A farsi carico della verifica, rigorosa, delle sue dichiarazioni saranno i pubblici ministeri Graziella Arlomede, Fabrizio Vanorio e Vincenzo Ranieri, del pool antimafia che si occupa delle indagini sui clan del Casertano. Il quarantenne, che sta scontando l'ergastolo per cinque omicidi, ha già reso dei primi interrogatori. Nelle prossime settimane i colloqui si intensificheranno anche in ragione del fatto che Nicola Schiavone ha a disposizione 180 giorni, come prevede la legge, per poter rivelare tutto quanto a sua conoscenza su episodi criminali.
Schiavone, come è facile immaginare, si concentrerà su una storia non più attualissima: il boss è detenuto dal 15 giugno del 2010, quando fu arrestato dagli agenti della Squadra Mobile di Caserta in un villino-bunker alla periferia di Casal di Principe, da sempre roccaforte dei Casalesi. Fino alla data della cattura, tuttavia, Schiavone era a capo della cosca e ne ha gestito gli affari illeciti di maggior spessore intrattenendo anche rapporti con politici e colletti bianchi.

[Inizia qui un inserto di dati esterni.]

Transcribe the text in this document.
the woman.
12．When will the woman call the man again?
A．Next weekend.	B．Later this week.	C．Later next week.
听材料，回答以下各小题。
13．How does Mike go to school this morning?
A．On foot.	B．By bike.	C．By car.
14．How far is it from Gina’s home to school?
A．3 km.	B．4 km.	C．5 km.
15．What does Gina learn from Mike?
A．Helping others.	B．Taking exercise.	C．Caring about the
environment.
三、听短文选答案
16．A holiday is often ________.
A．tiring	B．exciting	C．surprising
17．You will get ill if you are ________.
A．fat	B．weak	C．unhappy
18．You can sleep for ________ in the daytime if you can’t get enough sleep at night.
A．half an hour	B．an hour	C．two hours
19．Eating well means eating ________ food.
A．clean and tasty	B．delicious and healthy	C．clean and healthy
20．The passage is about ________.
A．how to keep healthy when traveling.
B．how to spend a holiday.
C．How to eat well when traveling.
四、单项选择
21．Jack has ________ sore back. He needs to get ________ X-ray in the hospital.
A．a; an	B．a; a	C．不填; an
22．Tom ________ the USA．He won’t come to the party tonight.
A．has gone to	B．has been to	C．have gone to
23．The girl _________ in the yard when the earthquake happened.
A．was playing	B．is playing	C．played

Schiavone, secondo il collaboratore di giustizia Roberto Vargas, suo braccio destro, aveva anche deciso di uccidere l’allora procuratore aggiunto a Napoli, Federico Cafiero de Raho, oggi procuratore nazionale antimafia, e poi tutto il pool della Dda napoletana che si occupava dei casalesi. Il piano saltò perché un gruppo di terroristi islamici che vivevano nel casertano fu scoperto con l’arresto di un algerino. La collaborazione di Nicola Schiavone potrebbe aprire scenari importanti in altre fazioni della cosca dopo che nel 2014, aveva deciso di collaborare con la giustizia l’altro boss di primo piano, Antonio Iovine, arrestato nel 2010 dopo 14 anni di latitanza.